For the last few years the global economy has been running on two engines, the U.S. on the consumption side and China on the production side, both lifting the entire global economy. The U.S. has been the consumer of first and last resort spending more than its income and running large current account deficits while China (and other emerging market economies) has been the producer of first and last resort, spending less than its income and running ever larger current account surpluses.....For the last few months the first engine of global growth has effectively shut down ....More worrisome there are now increasing signs that the other main engine of the global economy – China - is also stalling.

He adds that with the two main engines of global growth now in serious trouble a global hard landing is now almost a certainty. And a hard landing in China will have severe effects on growth in emerging market economies in Asia, Africa and Latin America as Chinese demand for raw materials and intermediate inputs has been a major source of economic growth for emerging markets and commodity exporters.

That prognosis applies equally to Australia.

| Posted by Gary Sauer-Thompson at 1:28 PM | | Comments (8)


Is that why our dollar is falling? Because our economy is seen to be closely tied to China's?

yes. The guts has fallen out of the resources boom and Australia is a one trick pony (Quarry Australia) with a big balance of payments deficit. We at risk, as it were.

No worries though. India rises on the horizon. A sunny day beckons. We gotta sell lots of uranium to India. How long before that talking point endlessly repeated and recycled through the media?

That would be fairly typical. Instead of diversifying and thinking ahead we'll just find something else to dig up.

Especially for SA---it is hanging by a thread on the forthcoming mining boom at BHP's Olympic Dam. Uranium forever. South Australia is set to experience a mining boom. IPremier Mike Rann constantly proclaims that South Australia is “poised to be the new Western Australia” – a resource rich state fuelling the seemingly insatiable appetites of mineral hungry China and India.

If it proceeds on the scale proposed, the multi-billion dollar expansion of the Olympic Dam mining operation at Roxby Downs is expected to generate around 8000 jobs during the construction phase and up to 20,000 indirect jobs. If this eventuates then unemployment in South Australia could be driven down to around 4 per cent over the next five years.

Fostering industrial diversification, particularly climate change responsive diversification – a strategy that transforms South Australia from a carbon hungry economy into a climate change responsive economy--- is sjust not on the policy agenda. We have uranium. Hoorah. Dig baby dig.

"climate change responsive diversification"

I'm surprised to hear that. For some reason I've been under the impression that SA was streets ahead on renewable energy.

Maybe 'surprised' is too strong a word. This is, after all, politics.

that impression is mostly due to the spin from the Rann Government. Media Mike etc. There is some private investment in wind farms when it can be easily connected to the electricity grid, but there is little by way of seed funding to foster a solar industry. The policy wonks in SA still think in terms of a centralized national grid, rather than a more decentralised one. Nor is there any policy emphasis on energy efficiency for households and offices.
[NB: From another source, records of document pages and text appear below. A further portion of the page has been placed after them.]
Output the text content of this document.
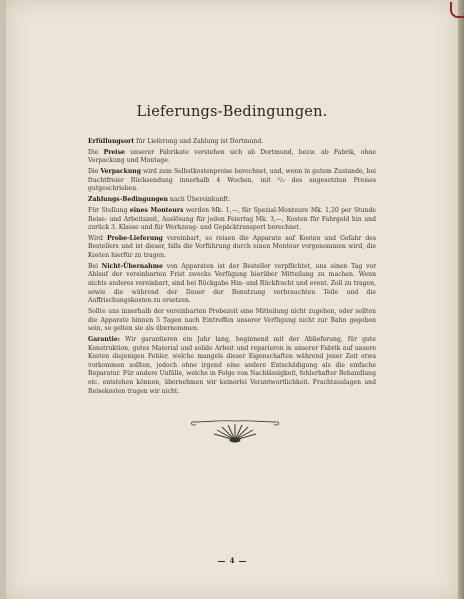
Lieferungs-Bedingungen.

Erfüllungsort für Lieferung und Zahlung ist Dortmund.

Die Preise unserer Fabrikate verstehen sich ab Dortmund, bezw. ab Fabrik, ohne Verpackung und Montage.

Die Verpackung wird zum Selbstkostenpreise berechnet, und, wenn in gutem Zustande, bei frachtfreier Rücksendung innerhalb 4 Wochen, mit ²/₃ des angesetzten Preises gutgeschrieben.

Zahlungs-Bedingungen nach Übereinkunft.

Für Stellung eines Monteurs werden Mk. 1,—, für Spezial-Monteure Mk. 1,20 per Stunde Reise- und Arbeitszeit, Auslösung für jeden Feiertag Mk. 3,—, Kosten für Fahrgeld hin und zurück 3. Klasse und für Werkzeug- und Gepäcktransport berechnet.

Wird Probe-Lieferung vereinbart, so reisen die Apparate auf Kosten und Gefahr des Bestellers und ist dieser, falls die Vorführung durch einen Monteur vorgenommen wird, die Kosten hierfür zu tragen.

Bei Nicht-Übernahme von Apparaten ist der Besteller verpflichtet, uns einen Tag vor Ablauf der vereinbarten Frist zwecks Verfügung hierüber Mitteilung zu machen. Wenn nichts anderes vereinbart, sind bei Rückgabe Hin- und Rückfracht und event. Zoll zu tragen, sowie die während der Dauer der Benutzung verbrauchten Teile und die Auffrischungskosten zu ersetzen.

Sollte uns innerhalb der vereinbarten Probezeit eine Mitteilung nicht zugehen, oder sollten die Apparate binnen 5 Tagen nach Eintreffen unserer Verfügung nicht zur Bahn gegeben sein, so gelten sie als übernommen.

Garantie: Wir garantieren ein Jahr lang, beginnend mit der Ablieferung, für gute Konstruktion, gutes Material und solide Arbeit und reparieren in unserer Fabrik auf unsere Kosten diejenigen Fehler, welche mangels dieser Eigenschaften während jener Zeit etwa vorkommen sollten, jedoch ohne irgend eine andere Entschädigung als die einfache Reparatur. Für andere Unfälle, welche in Folge von Nachlässigkeit, fehlerhafter Behandlung etc. entstehen können, übernehmen wir keinerlei Verantwortlichkeit. Frachtauslagen und Reisekosten tragen wir nicht.

4
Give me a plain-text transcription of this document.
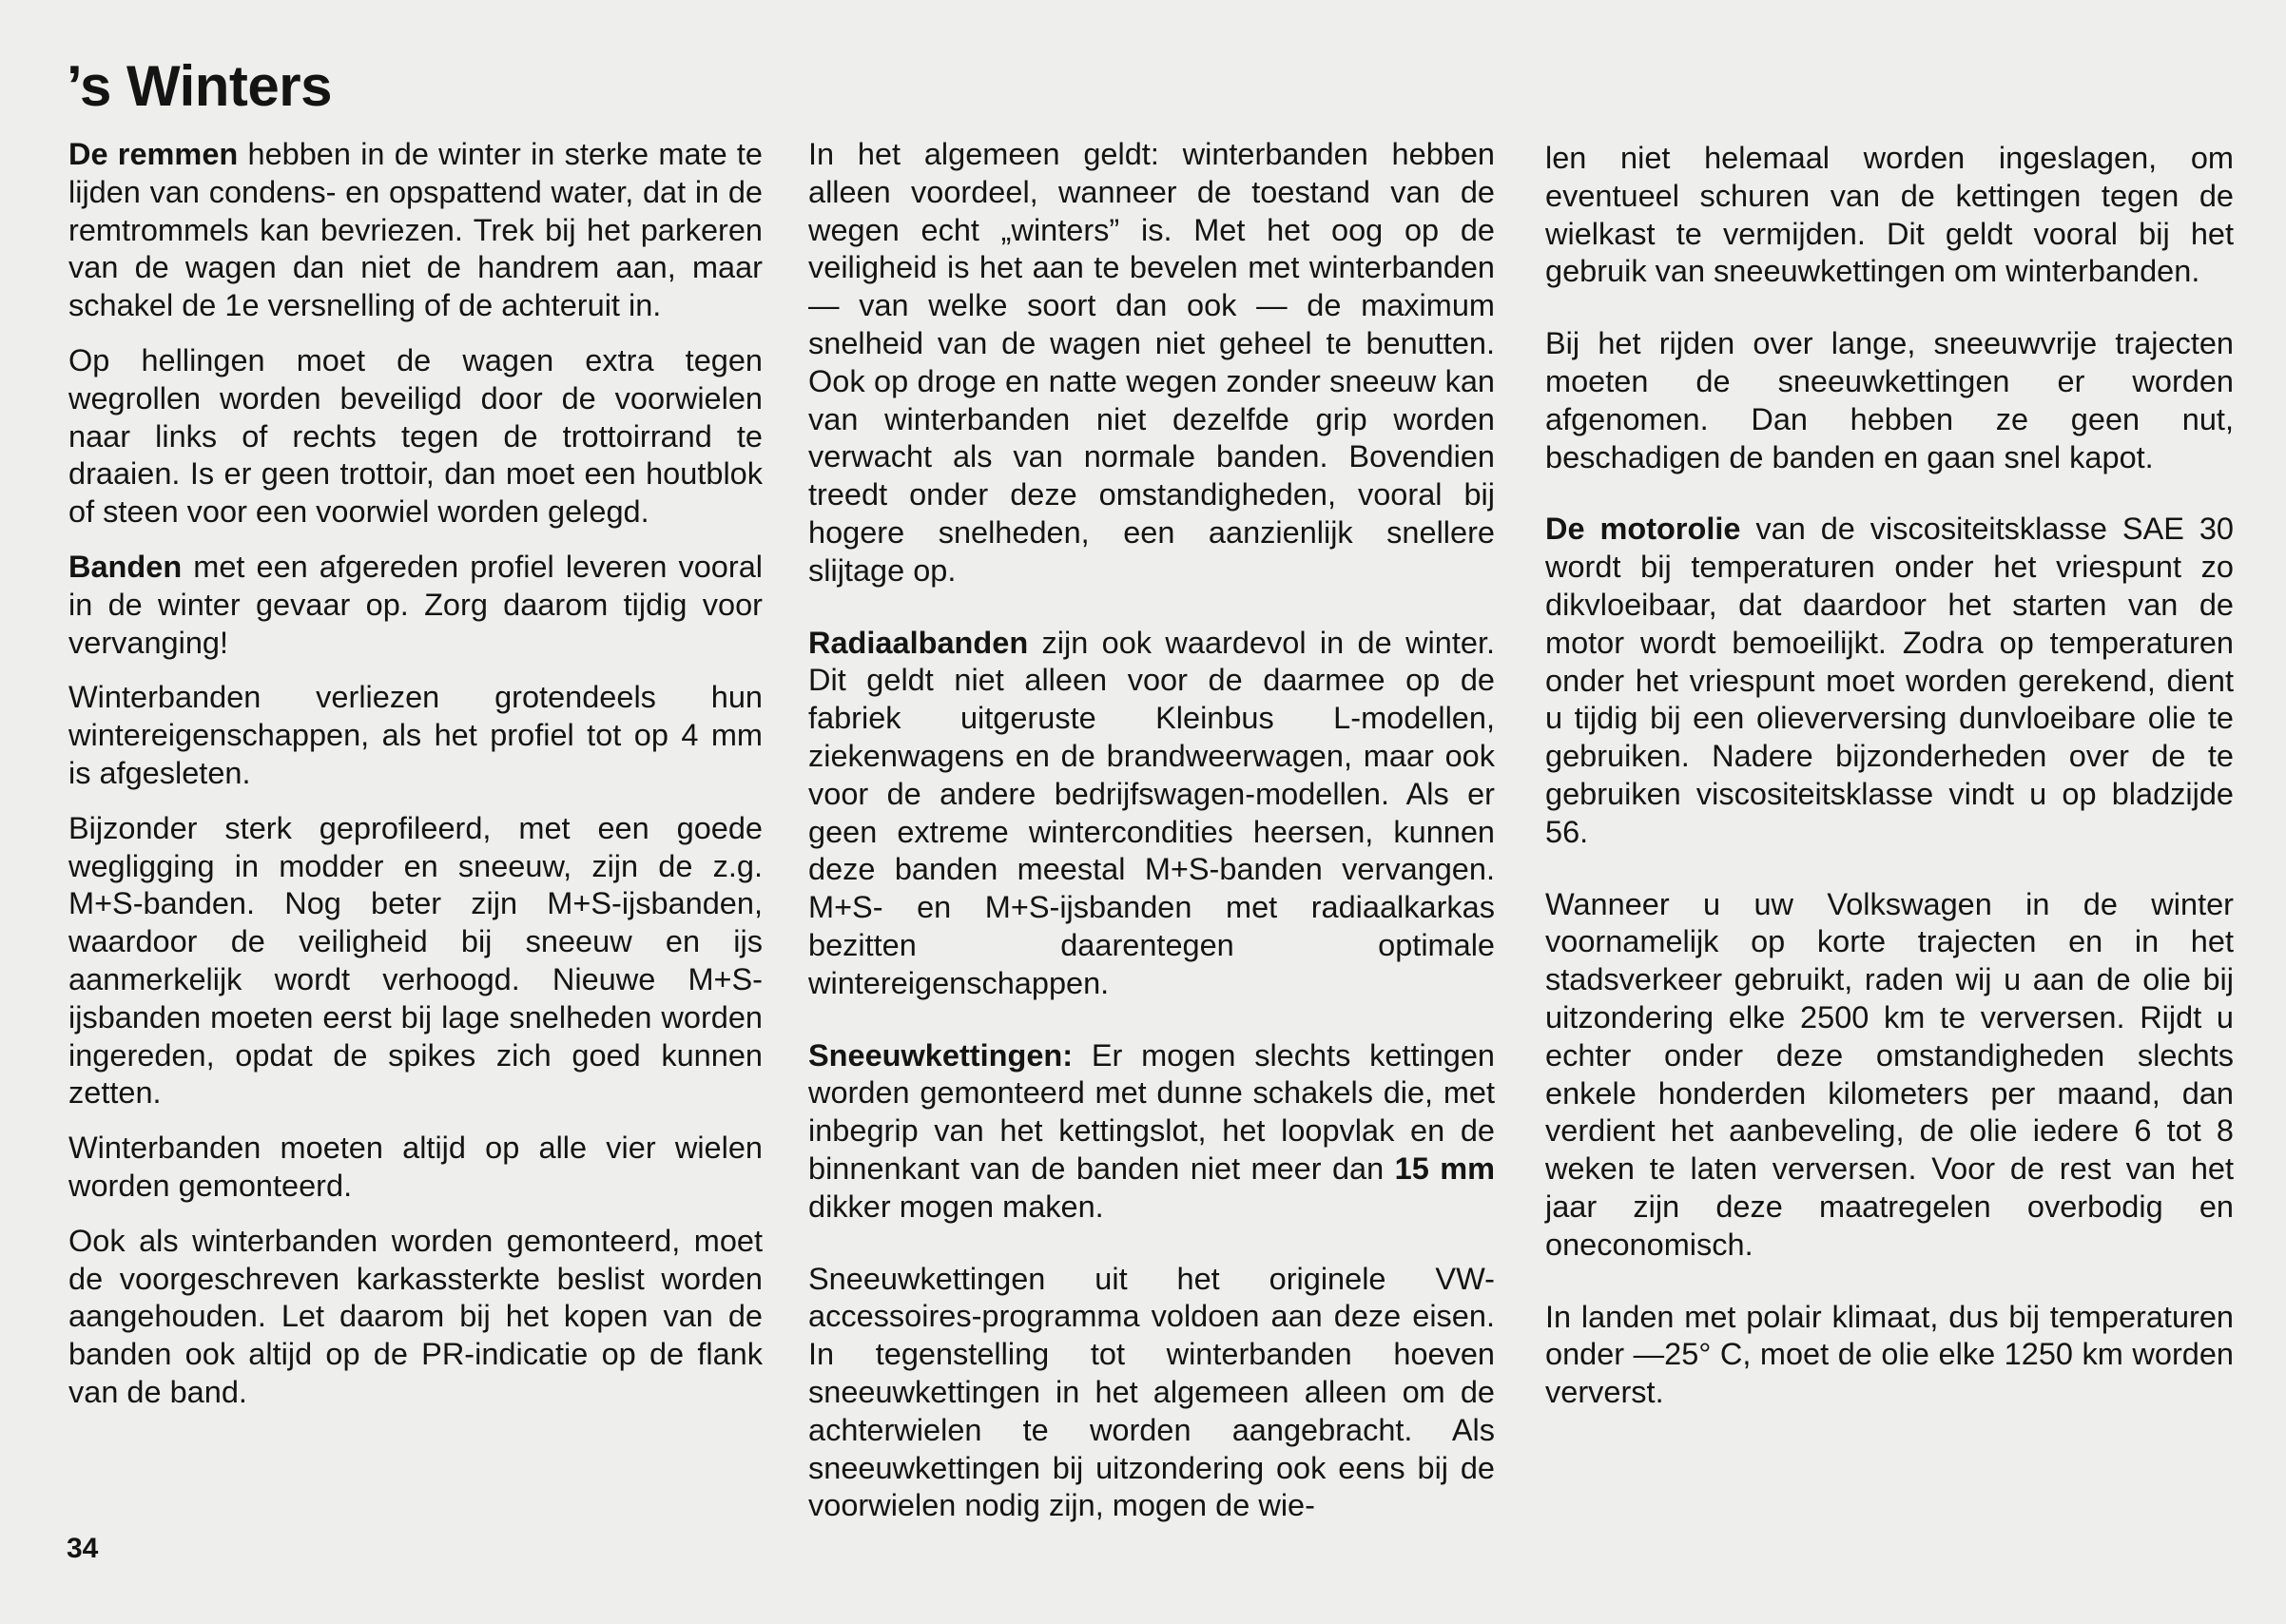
’s Winters

De remmen hebben in de winter in sterke mate te lijden van condens- en opspattend water, dat in de remtrommels kan bevriezen. Trek bij het parkeren van de wagen dan niet de handrem aan, maar schakel de 1e versnelling of de achteruit in.

Op hellingen moet de wagen extra tegen wegrollen worden beveiligd door de voorwielen naar links of rechts tegen de trottoirrand te draaien. Is er geen trottoir, dan moet een houtblok of steen voor een voorwiel worden gelegd.

Banden met een afgereden profiel leveren vooral in de winter gevaar op. Zorg daarom tijdig voor vervanging!

Winterbanden verliezen grotendeels hun wintereigenschappen, als het profiel tot op 4 mm is afgesleten.

Bijzonder sterk geprofileerd, met een goede wegligging in modder en sneeuw, zijn de z.g. M+S-banden. Nog beter zijn M+S-ijsbanden, waardoor de veiligheid bij sneeuw en ijs aanmerkelijk wordt verhoogd. Nieuwe M+S-ijsbanden moeten eerst bij lage snelheden worden ingereden, opdat de spikes zich goed kunnen zetten.

Winterbanden moeten altijd op alle vier wielen worden gemonteerd.

Ook als winterbanden worden gemonteerd, moet de voorgeschreven karkassterkte beslist worden aangehouden. Let daarom bij het kopen van de banden ook altijd op de PR-indicatie op de flank van de band.

In het algemeen geldt: winterbanden hebben alleen voordeel, wanneer de toestand van de wegen echt „winters” is. Met het oog op de veiligheid is het aan te bevelen met winterbanden — van welke soort dan ook — de maximum snelheid van de wagen niet geheel te benutten. Ook op droge en natte wegen zonder sneeuw kan van winterbanden niet dezelfde grip worden verwacht als van normale banden. Bovendien treedt onder deze omstandigheden, vooral bij hogere snelheden, een aanzienlijk snellere slijtage op.

Radiaalbanden zijn ook waardevol in de winter. Dit geldt niet alleen voor de daarmee op de fabriek uitgeruste Kleinbus L-modellen, ziekenwagens en de brandweerwagen, maar ook voor de andere bedrijfswagen-modellen. Als er geen extreme wintercondities heersen, kunnen deze banden meestal M+S-banden vervangen. M+S- en M+S-ijsbanden met radiaalkarkas bezitten daarentegen optimale wintereigenschappen.

Sneeuwkettingen: Er mogen slechts kettingen worden gemonteerd met dunne schakels die, met inbegrip van het kettingslot, het loopvlak en de binnenkant van de banden niet meer dan 15 mm dikker mogen maken.

Sneeuwkettingen uit het originele VW-accessoires-programma voldoen aan deze eisen. In tegenstelling tot winterbanden hoeven sneeuwkettingen in het algemeen alleen om de achterwielen te worden aangebracht. Als sneeuwkettingen bij uitzondering ook eens bij de voorwielen nodig zijn, mogen de wie-

len niet helemaal worden ingeslagen, om eventueel schuren van de kettingen tegen de wielkast te vermijden. Dit geldt vooral bij het gebruik van sneeuwkettingen om winterbanden.

Bij het rijden over lange, sneeuwvrije trajecten moeten de sneeuwkettingen er worden afgenomen. Dan hebben ze geen nut, beschadigen de banden en gaan snel kapot.

De motorolie van de viscositeitsklasse SAE 30 wordt bij temperaturen onder het vriespunt zo dikvloeibaar, dat daardoor het starten van de motor wordt bemoeilijkt. Zodra op temperaturen onder het vriespunt moet worden gerekend, dient u tijdig bij een olieverversing dunvloeibare olie te gebruiken. Nadere bijzonderheden over de te gebruiken viscositeitsklasse vindt u op bladzijde 56.

Wanneer u uw Volkswagen in de winter voornamelijk op korte trajecten en in het stadsverkeer gebruikt, raden wij u aan de olie bij uitzondering elke 2500 km te verversen. Rijdt u echter onder deze omstandigheden slechts enkele honderden kilometers per maand, dan verdient het aanbeveling, de olie iedere 6 tot 8 weken te laten verversen. Voor de rest van het jaar zijn deze maatregelen overbodig en oneconomisch.

In landen met polair klimaat, dus bij temperaturen onder —25° C, moet de olie elke 1250 km worden ververst.

34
The SA Treasury is about costcutting and allowing markets to do their thing not innovative economic thinking to address a state experiencing warming temperatures and less water .

The collapse in real estate transactions and an increase in unemployment will significantly erode the tax revenue of all states, as their income are based on property stamp duties and payroll taxes.

What is the point of the federal government announcing a massive fiscal stimulus packages if it’s all being undone by state governments doing the cut and trim to stay afloat and keep their credit ratings?

Of course they kept the tram plan.
It goes with the development of the giant Clipsal site for multi story apartment blocks with many, no doubt, pps's with developers on the way.